应用UHPC加固正交异性钢桥面时，由于钢面板存在贯穿型裂缝导致UHPC底面抗裂无法满足要求，提出一种新型钢板条-UHPC组合桥面结构。对12个正弯矩作用下钢板条-UHPC组合桥面构件进行静力参数试验，讨论构件的破坏模式及裂缝的发展与分布；对4个构件进行抗弯疲劳试验，研究构件在不同荷载幅作用下的刚度衰减、裂缝扩展、剩余强度，并提出适用于该类构件的S-N曲线。研究结果表明：带钢板条构件裂缝宽度达到0.05 mm时，具备超过20.1~28.0 MPa的名义开裂强度，相比无钢板条构件的7.2~9.7 MPa，对UHPC的抗裂性能强化作用明显；提高钢板条宽度对于UHPC的开裂抑制作用明显，可有效降低平均裂缝间距而延缓裂缝宽度的持续扩展；提高钢板条宽度与UHPC层厚均可大幅提高组合桥面构件的刚度，使得构件在弹性极限后进入更高的强化阶段；钢板条-钢面板连接方式对于构件的破坏模式和裂缝发展无影响；荷载比S≤0.43时，构件在1 000万次疲劳作用后，刚度未现折减，裂缝宽度仅0.03 mm，可认为当S<0.43时，构件具备无限疲劳寿命；S≥0.76时，构件早期存在极高的损伤积累，当刚度开始衰减后，短期内即会达到疲劳寿命极限；对于S为0.43~0.76的构件，UHPC裂缝扩展缓慢，开裂后在短期内不会出现明显刚度衰减，剩余疲劳寿命较高；直接采用目前的疲劳寿命评估方法对4个构件的进行评估，结果差别较大；结合试验结果，提出了针对钢板条-UHPC组合构件的S-N曲线，可为类似结构的疲劳寿命评估提供参考。

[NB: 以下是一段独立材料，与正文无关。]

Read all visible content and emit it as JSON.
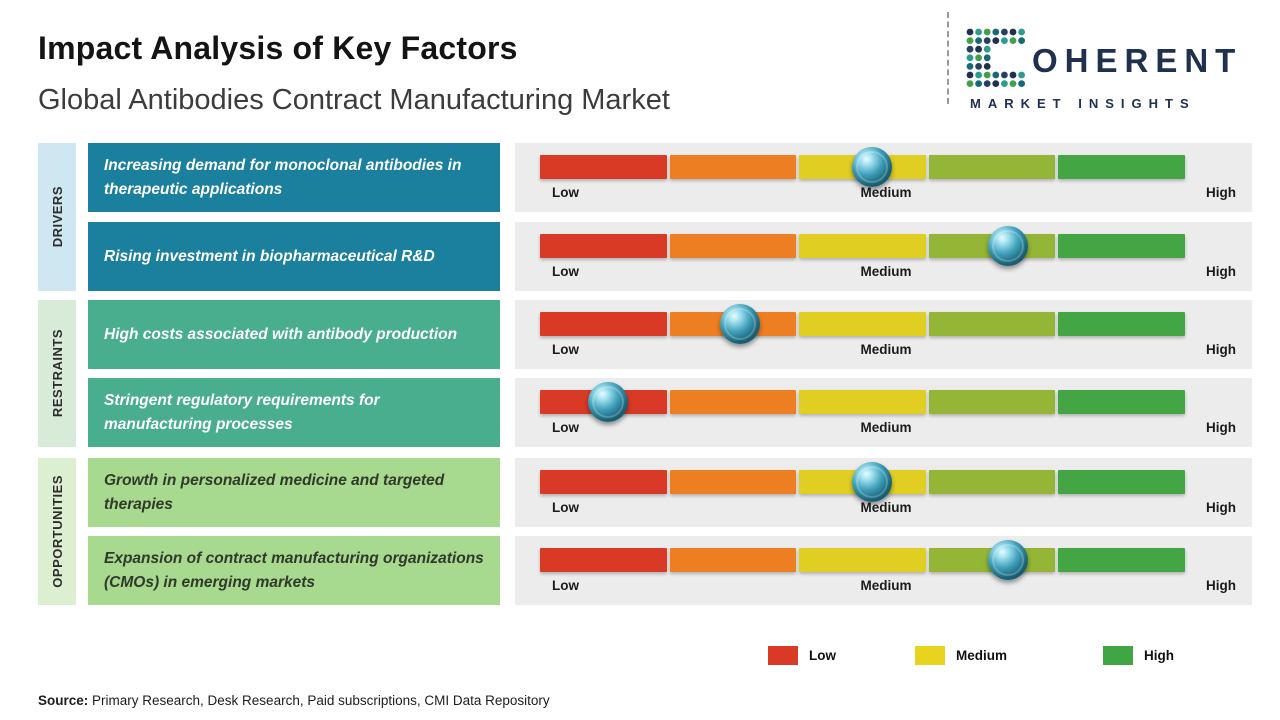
{
  "header": {
    "title": "Impact Analysis of Key Factors",
    "subtitle": "Global Antibodies Contract Manufacturing Market"
  },
  "logo": {
    "brand_rest": "OHERENT",
    "brand_sub": "MARKET INSIGHTS",
    "navy": "#20304f",
    "teal": "#2a9d8f",
    "green": "#43a047"
  },
  "categories": [
    {
      "label": "DRIVERS",
      "color": "#cfe7f1"
    },
    {
      "label": "RESTRAINTS",
      "color": "#d8ebd8"
    },
    {
      "label": "OPPORTUNITIES",
      "color": "#dcefd0"
    }
  ],
  "rows": [
    {
      "label": "Increasing demand for monoclonal antibodies in therapeutic applications",
      "label_bg": "#1b7f9e",
      "label_color": "#ffffff",
      "marker_pct": 51.5,
      "impact_level": "Medium"
    },
    {
      "label": "Rising investment in biopharmaceutical R&D",
      "label_bg": "#1b7f9e",
      "label_color": "#ffffff",
      "marker_pct": 72.5,
      "impact_level": "Medium-High"
    },
    {
      "label": "High costs associated with antibody production",
      "label_bg": "#49ae8d",
      "label_color": "#ffffff",
      "marker_pct": 31,
      "impact_level": "Low-Medium"
    },
    {
      "label": "Stringent regulatory requirements for manufacturing processes",
      "label_bg": "#49ae8d",
      "label_color": "#ffffff",
      "marker_pct": 10.5,
      "impact_level": "Low"
    },
    {
      "label": "Growth in personalized medicine and targeted therapies",
      "label_bg": "#a7d98e",
      "label_color": "#30392c",
      "marker_pct": 51.5,
      "impact_level": "Medium"
    },
    {
      "label": "Expansion of contract manufacturing organizations (CMOs) in emerging markets",
      "label_bg": "#a7d98e",
      "label_color": "#30392c",
      "marker_pct": 72.5,
      "impact_level": "Medium-High"
    }
  ],
  "gauge": {
    "segment_colors": [
      "#d93a26",
      "#ee7e22",
      "#e1ce23",
      "#94b535",
      "#43a544"
    ]
  },
  "scale": {
    "low": "Low",
    "medium": "Medium",
    "high": "High"
  },
  "legend": [
    {
      "label": "Low",
      "color": "#d93a26"
    },
    {
      "label": "Medium",
      "color": "#e8d41e"
    },
    {
      "label": "High",
      "color": "#3fa643"
    }
  ],
  "source": {
    "prefix": "Source:",
    "text": " Primary Research, Desk Research, Paid subscriptions, CMI Data Repository"
  },
  "chart_data": {
    "type": "bar",
    "title": "Impact Analysis of Key Factors",
    "subtitle": "Global Antibodies Contract Manufacturing Market",
    "scale": [
      "Low",
      "Medium",
      "High"
    ],
    "axis_range_pct": [
      0,
      100
    ],
    "legend_position": "bottom",
    "series": [
      {
        "category": "Drivers",
        "factor": "Increasing demand for monoclonal antibodies in therapeutic applications",
        "impact_position_pct": 52,
        "impact_level": "Medium"
      },
      {
        "category": "Drivers",
        "factor": "Rising investment in biopharmaceutical R&D",
        "impact_position_pct": 72,
        "impact_level": "Medium-High"
      },
      {
        "category": "Restraints",
        "factor": "High costs associated with antibody production",
        "impact_position_pct": 31,
        "impact_level": "Low-Medium"
      },
      {
        "category": "Restraints",
        "factor": "Stringent regulatory requirements for manufacturing processes",
        "impact_position_pct": 10,
        "impact_level": "Low"
      },
      {
        "category": "Opportunities",
        "factor": "Growth in personalized medicine and targeted therapies",
        "impact_position_pct": 52,
        "impact_level": "Medium"
      },
      {
        "category": "Opportunities",
        "factor": "Expansion of contract manufacturing organizations (CMOs) in emerging markets",
        "impact_position_pct": 72,
        "impact_level": "Medium-High"
      }
    ]
  }
}
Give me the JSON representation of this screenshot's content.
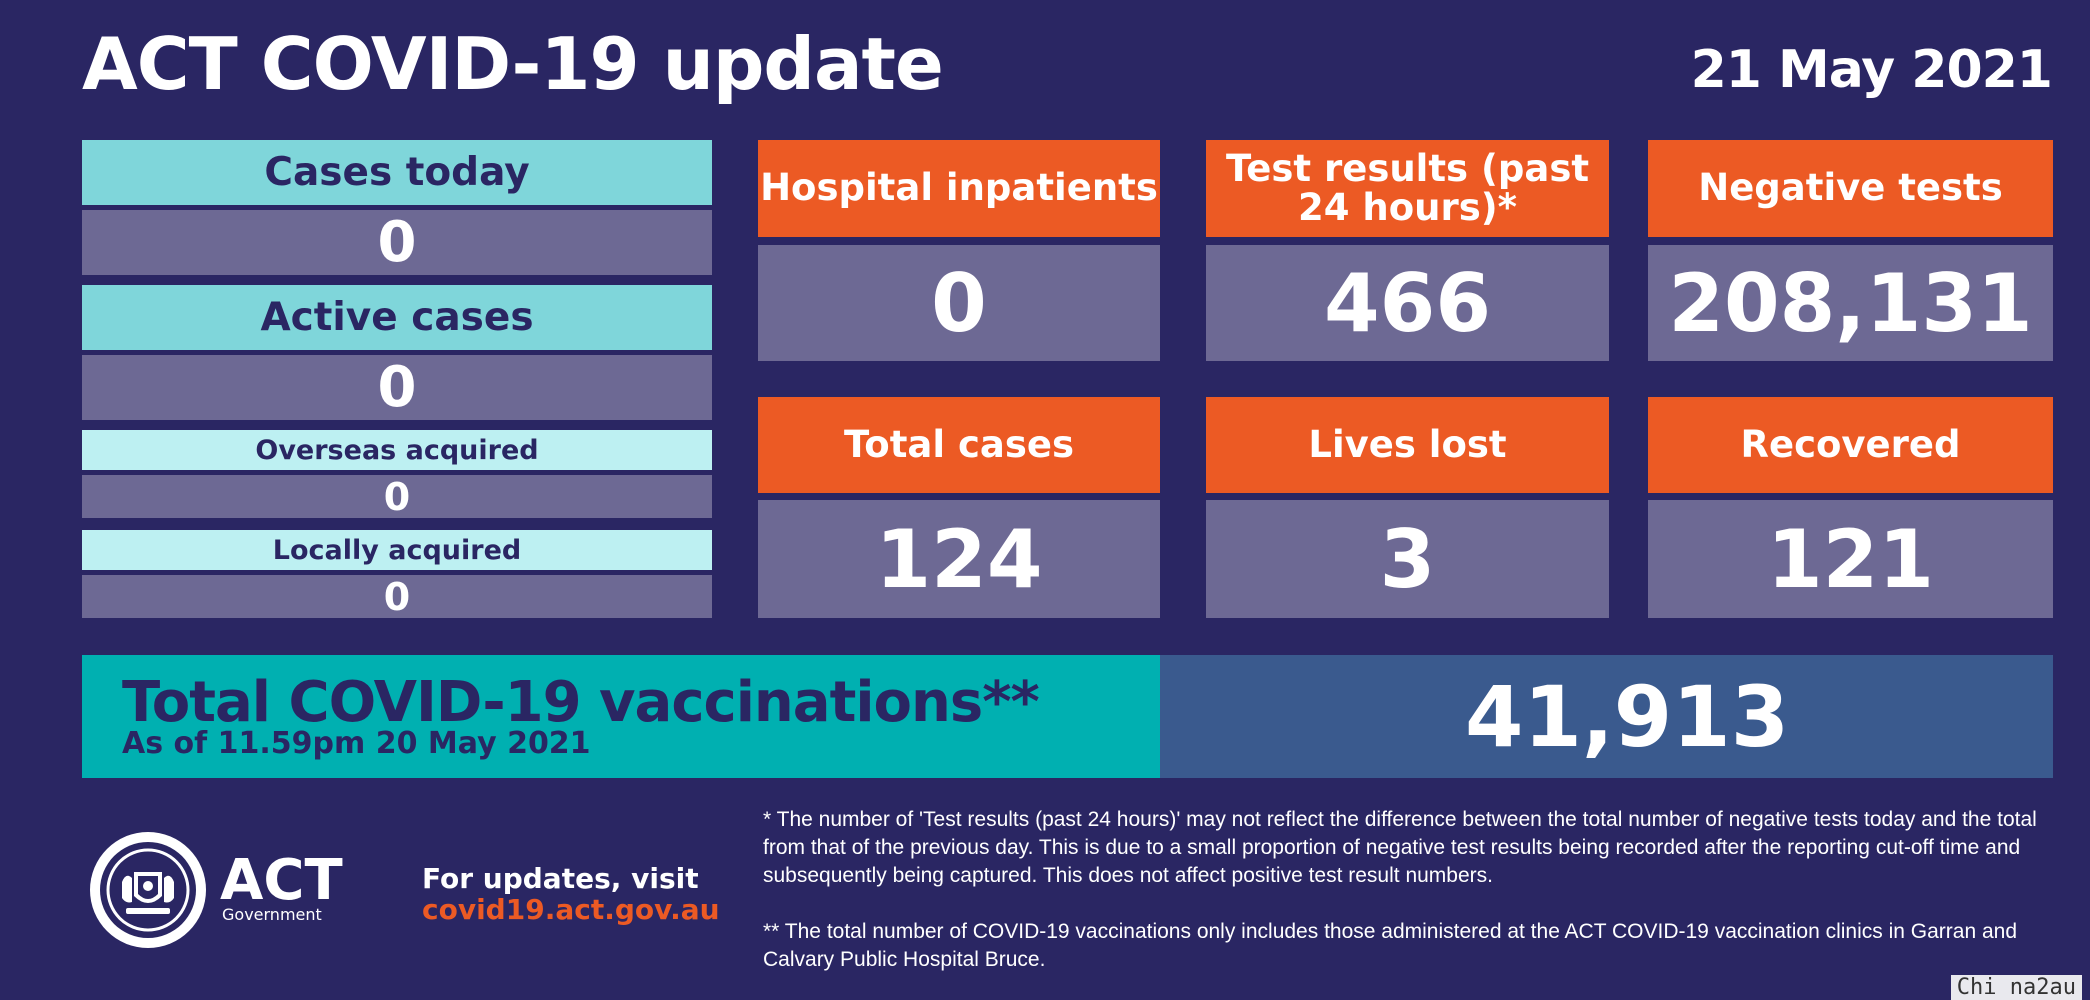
{
  "header": {
    "title": "ACT COVID-19 update",
    "date": "21 May 2021"
  },
  "left_panel": {
    "cases_today_label": "Cases today",
    "cases_today_value": "0",
    "active_cases_label": "Active cases",
    "active_cases_value": "0",
    "overseas_label": "Overseas acquired",
    "overseas_value": "0",
    "locally_label": "Locally acquired",
    "locally_value": "0"
  },
  "tiles": [
    {
      "label": "Hospital inpatients",
      "value": "0"
    },
    {
      "label": "Test results (past 24 hours)*",
      "value": "466"
    },
    {
      "label": "Negative tests",
      "value": "208,131"
    },
    {
      "label": "Total cases",
      "value": "124"
    },
    {
      "label": "Lives lost",
      "value": "3"
    },
    {
      "label": "Recovered",
      "value": "121"
    }
  ],
  "vaccinations": {
    "title": "Total COVID-19 vaccinations**",
    "subtitle": "As of 11.59pm 20 May 2021",
    "value": "41,913"
  },
  "footer": {
    "logo_text": "ACT",
    "logo_subtext": "Government",
    "updates_line1": "For updates, visit",
    "updates_link": "covid19.act.gov.au",
    "note1": "* The number of 'Test results (past 24 hours)' may not reflect the difference between the total number of negative tests today and the total from that of the previous day. This is due to a small proportion of negative test results being recorded after the reporting cut-off time and subsequently being captured. This does not affect positive test result numbers.",
    "note2": "** The total number of COVID-19 vaccinations only includes those administered at the ACT COVID-19 vaccination clinics in Garran and Calvary Public Hospital Bruce."
  },
  "watermark": "Chi na2au",
  "colors": {
    "background": "#2a2663",
    "orange": "#ec5a24",
    "cyan": "#7fd6da",
    "grey_value": "#6d6994",
    "teal": "#00b0b1",
    "blue_value": "#3a5a8e"
  }
}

Experiment on Static and Fatigue Performances of Steel Strip-UHPC Composite Deck

A modified steel strip-UHPC composite deck system was proposed to increase the tensile strength at the bottom of UHPC when the UHPC-based strengthening technique was used for OSDs with through-thickness cracks on the deck plate. The parametric static tests were conducted on twelve steel strip-UHPC composite deck members under sagging moment. The failure mode, propagation, and distribution of cracks at the bottom of UHPC were investigated. Additionally, four flexural fatigue tests were conducted. The stiffness reduction, crack propagation, and residual strength of the composite members were investigated in the fatigue tests. The following details can be observed from the results. The tensile strength of the UHPC layer in the composite members with steel strips can reach 20.1~28.0 MPa when the maximum crack width is 0.05 mm. Compared to members without steel strips having a strength of 7.2~9.7 MPa, the steel strips have an obvious strengthening effect on the cracking resistance of UHPC. Increasing the width of the steel strip has an obvious effect of cracking inhibition on UHPC. This can effectively reduce the average crack spacing and delay the continuous expansion of crack width. The stiffness of the composite members can improve significantly by increasing the steel strip width and UHPC layer thickness. This makes the members have a longer strengthening stage after the elastic limit. The connection method between steel strips and steel plates has no influence on the failure mode and crack propagation. After 10 million fatigue cycles, the stiffness of the members did not decrease. Furthermore, the crack width is only 0.03 mm at S ≤ 0.43. This implies that the member has infinite fatigue life at S<0.43. However, the member experiences high damage accumulation at the early stage of S=0.76. When the stiffness begins to reduce, the member will attain the fatigue life limit in a short term. For members at S=0.43~0.76, the cracks propagate slowly. No significant stiffness reduction is observed in the short term after cracking. Moreover, the members have a high residual fatigue life. The deviations are quite large between the evaluation results and experimental data when the current evaluation method for fatigue life is directly used to evaluate the four members. An S-N diagram of the steel strip-UHPC composite members, which can provide a reference for the fatigue life evaluation for similar structures, was proposed.